Kay offers a similar complexity in Feld’s office, even as she seems the injured party, seeking explanation or justice or, as she says more than once, “change.” While the cliché is mostly extra-visible, as Kat and Arnold sit at opposite sides of the comfy couch and do their best not to say much or to look at one another, the doctor between them, teasing them with questions (“How’d you make love? What positions?”).

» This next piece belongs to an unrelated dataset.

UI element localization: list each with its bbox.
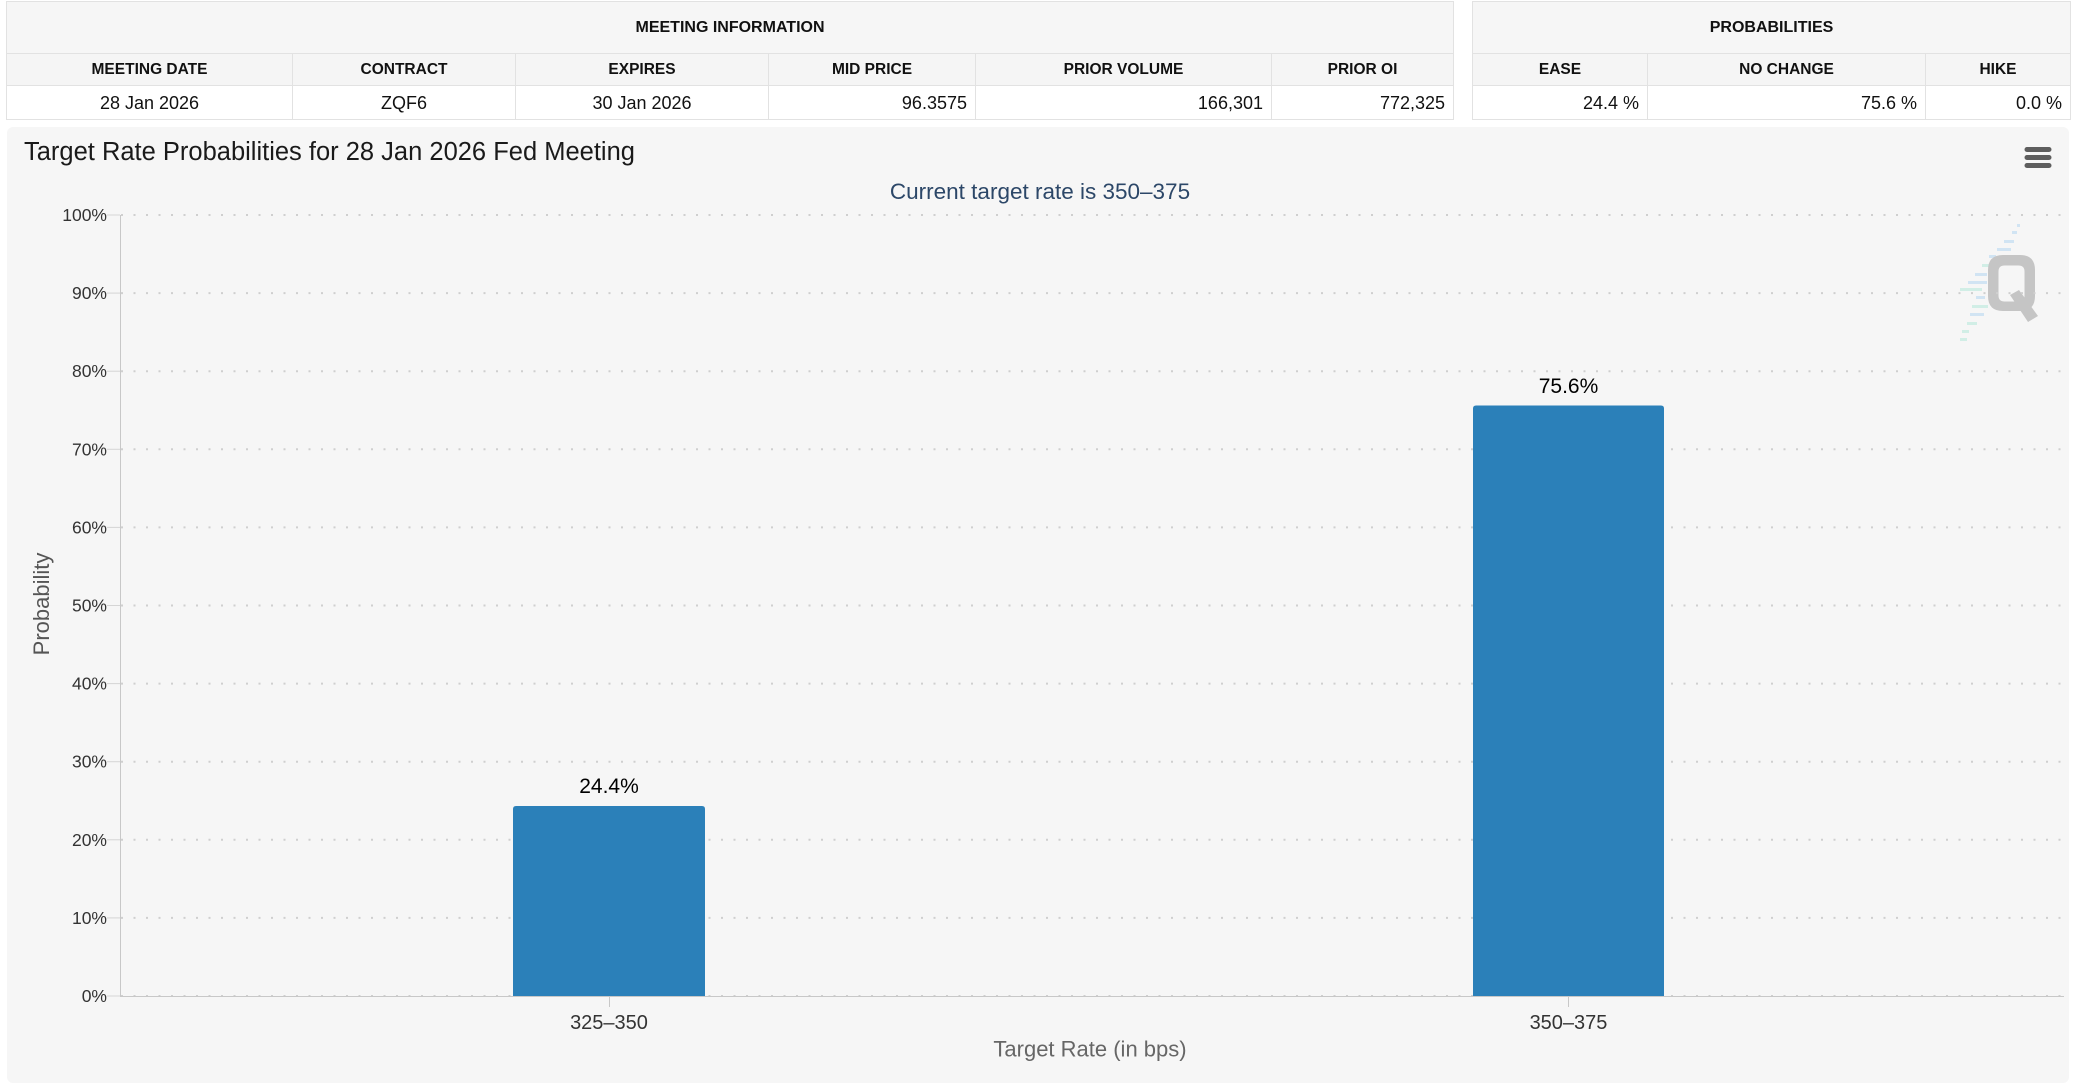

But sometimes, these back-and-forths in the office are transformed into little symphonies of hurt, Arnold and Kay’s well-rehearsed feints giving way to looks of surprise (Arnold when he hears she’s never had a sexual fantasy not featuring him) or one-liner complaints or confessions (“You’re married to ESPN”). You begin to get the idea they share a history, textured and confusing when Arnold suggests that Kay had a decisive part in their initial drifting apart. For a couple of seconds, the movie almost looks like it’s going to do something to surprise you.
And then it doesn’t. If the exchanges between Arnold and Kay can be both corny and intricate, they are at last a couple in a movie: he’ll pop a champagne cork, she’ll buy some bananas, they’ll like Al Green. While you can appreciate that Streep and Jones are the focus here, as opposed to playing parents or employers of younger types, they end up in the same place as those younger types.